Victoria recordó cómo había acudido al rescate de Jack y de Christian, cuando Ashran los había capturado en la Torre de Drackwen.

—>Sí, pero era una emergencia.

—>¡Esto también lo es!

—>Antes no estaba embarazada; ahora, sí.

Jack no dijo nada.

Victoria pensó en todo lo que Christian les había contado acerca de Gerde, de lo que había comprendido sobre los dioses, del plan de exilio de los sheks. Era un concepto tan diferente a todo lo que les habían enseñado que les había costado asimilarlo, y sabían que los demás tampoco lo aceptarían. Pero no podían correr el riesgo.

—>No existen dioses creadores y dioses destructores —les había contado Christian, en la soledad de la cabaña semiderruida de Alis Lithban—, porque todos los dioses proceden del mismo caos creador, de una voluntad creadora y destructora al mismo tiempo. Porque el orden y el caos, la luz y la oscuridad, el día y la noche, son una sola cosa y no se pueden separar. Están en la esencia de todas las cosas y todas las criaturas.

—>Pero los Seis lo hicieron —había objetado Jack—. Extrajeron de ellos esa parte destructora y la encerraron en una especie de cápsula indestructible.

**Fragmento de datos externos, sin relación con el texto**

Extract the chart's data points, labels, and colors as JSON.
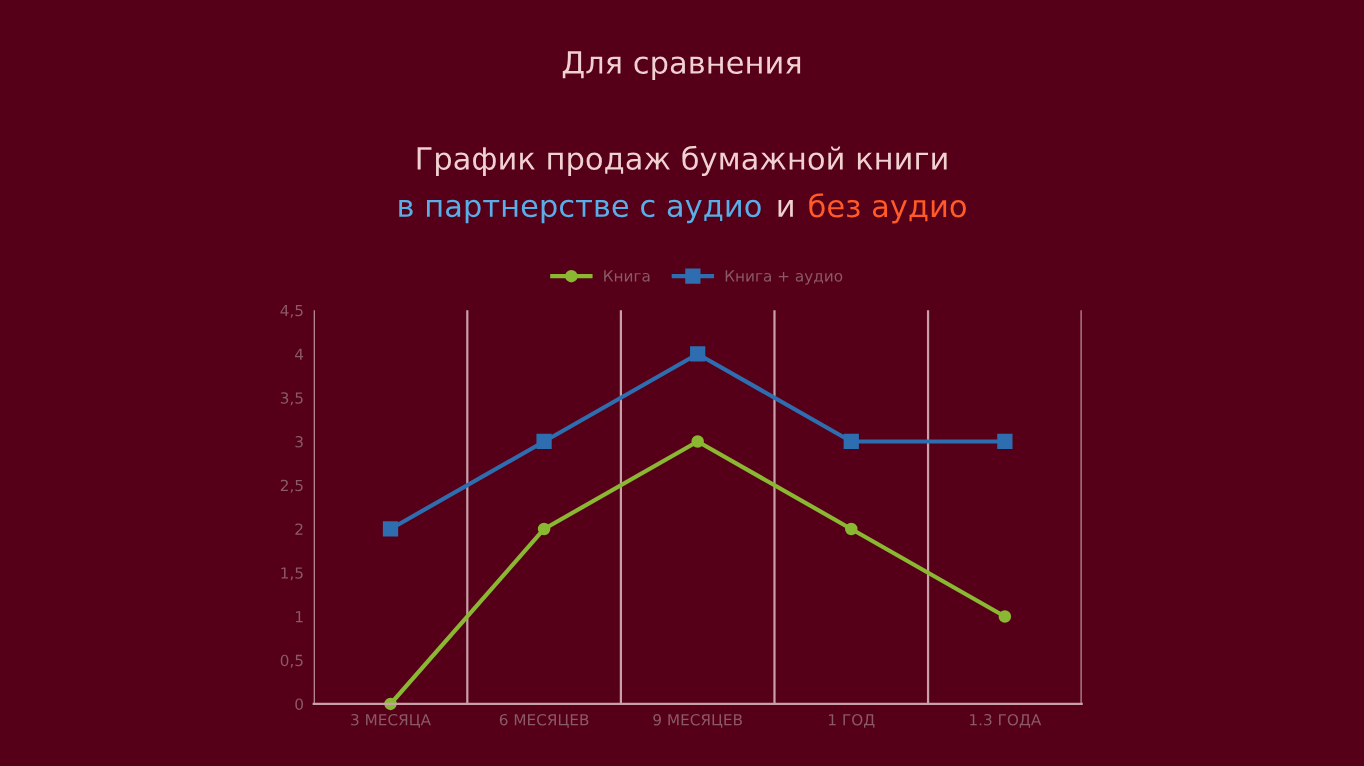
{
  "chart_data": {
    "type": "line",
    "title": "Для сравнения",
    "subtitle": "График продаж бумажной книги",
    "annotations": [
      "в партнерстве с аудио",
      "и",
      "без аудио"
    ],
    "categories": [
      "3 МЕСЯЦА",
      "6 МЕСЯЦЕВ",
      "9 МЕСЯЦЕВ",
      "1 ГОД",
      "1.3 ГОДА"
    ],
    "series": [
      {
        "name": "Книга",
        "color": "#8ab832",
        "values": [
          0,
          2,
          3,
          2,
          1
        ],
        "marker": "circle"
      },
      {
        "name": "Книга + аудио",
        "color": "#2e6db0",
        "values": [
          2,
          3,
          4,
          3,
          3
        ],
        "marker": "square"
      }
    ],
    "ylim": [
      0,
      4.5
    ],
    "yticks": [
      {
        "value": 0,
        "label": "0"
      },
      {
        "value": 0.5,
        "label": "0,5"
      },
      {
        "value": 1,
        "label": "1"
      },
      {
        "value": 1.5,
        "label": "1,5"
      },
      {
        "value": 2,
        "label": "2"
      },
      {
        "value": 2.5,
        "label": "2,5"
      },
      {
        "value": 3,
        "label": "3"
      },
      {
        "value": 3.5,
        "label": "3,5"
      },
      {
        "value": 4,
        "label": "4"
      },
      {
        "value": 4.5,
        "label": "4,5"
      }
    ],
    "grid": "x",
    "legend": "top",
    "line_style": "solid"
  }
}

—>Y por eso el Séptimo fue oscuro, caótico y destructor al principio —asintió Christian—, y las primeras generaciones de hombres-serpiente fueron monstruos crueles y destructivos. Pero no se puede separar para siempre ambas esencias. Si los dioses se hubiesen liberado del caos, no destruirían las cosas a su paso. No habrían podido crear dragones capaces de odiar.

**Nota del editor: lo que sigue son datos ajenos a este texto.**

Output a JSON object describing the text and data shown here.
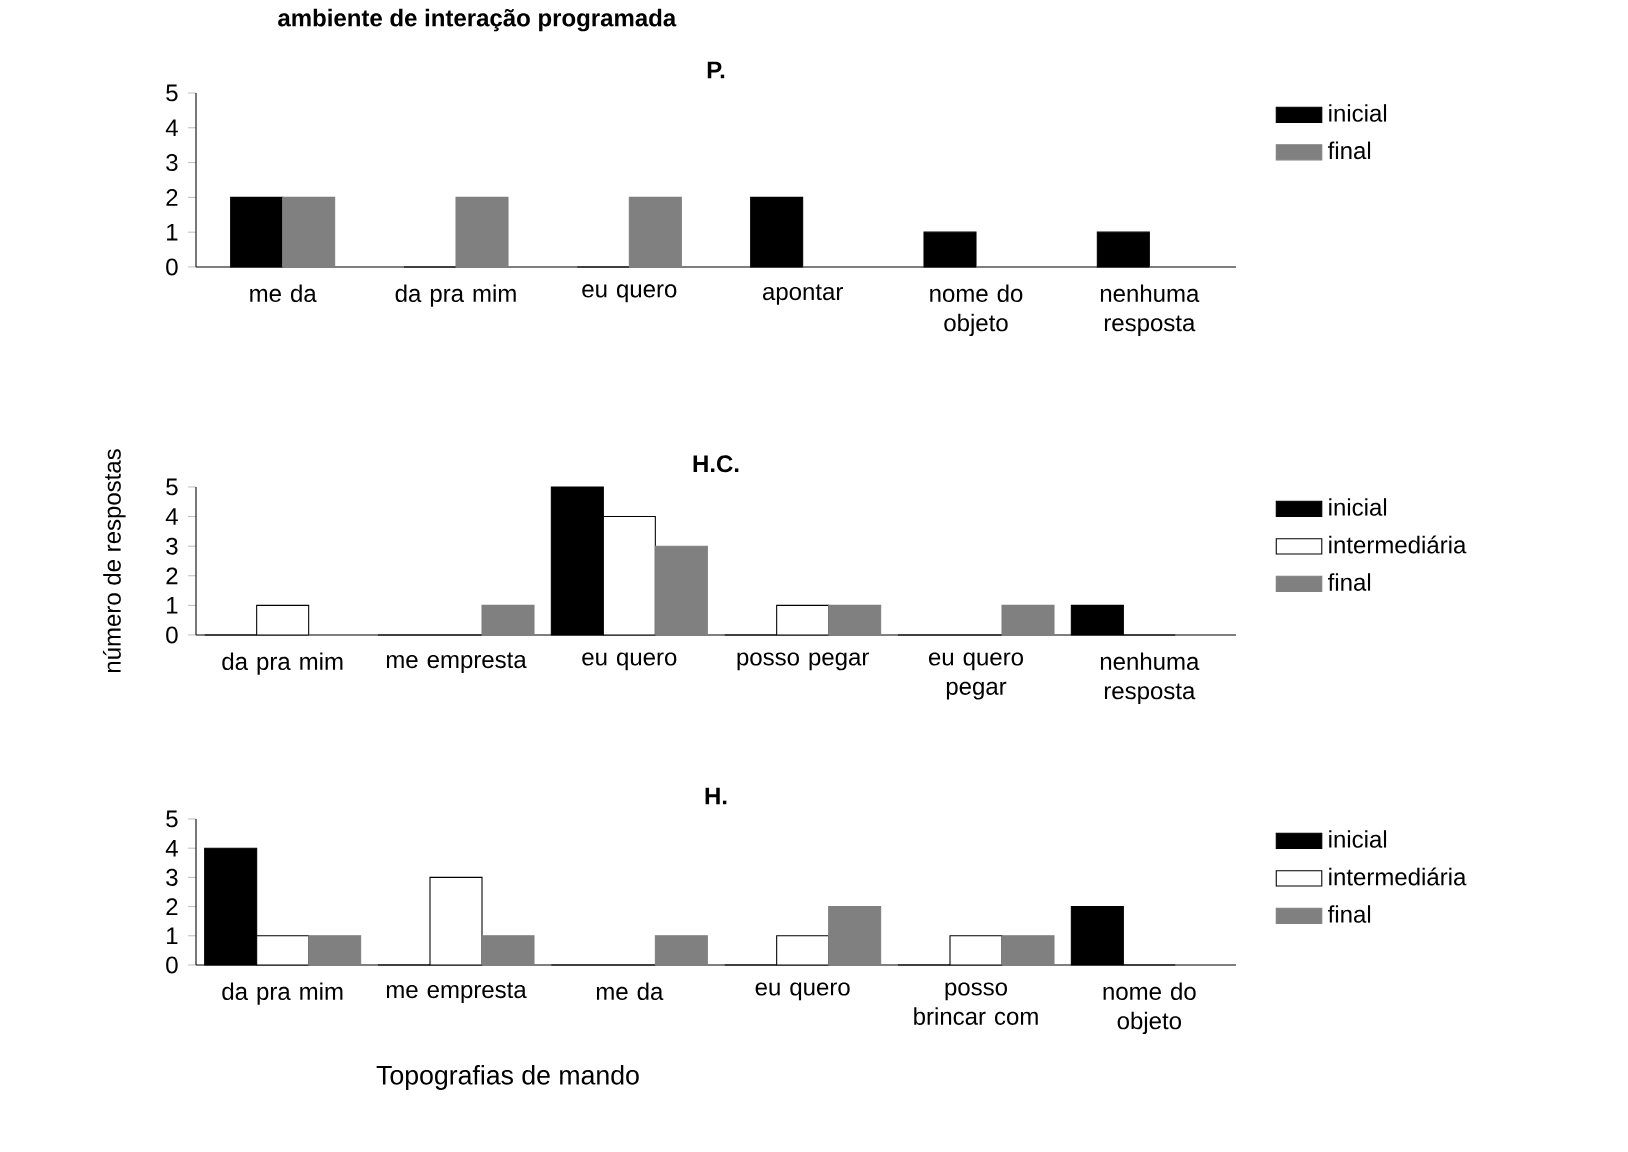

»Y si el Séptimo fuese solamente caos y destrucción —añadió—, jamás habría sido capaz de dar vida a una nueva especie.

—>¿Quieres decir que, con el tiempo, la parte creadora y la parte destructora volvieron a equilibrarse en la esencia de cada dios? —dijo Victoria.

Habían reflexionado mucho sobre aquello. Jack lo había comparado con lo que sucede cuando se intenta separar los polos positivo y negativo de un imán: no se obtiene un polo positivo y un polo negativo, sino dos imanes diferentes, cada uno con ambas polaridades.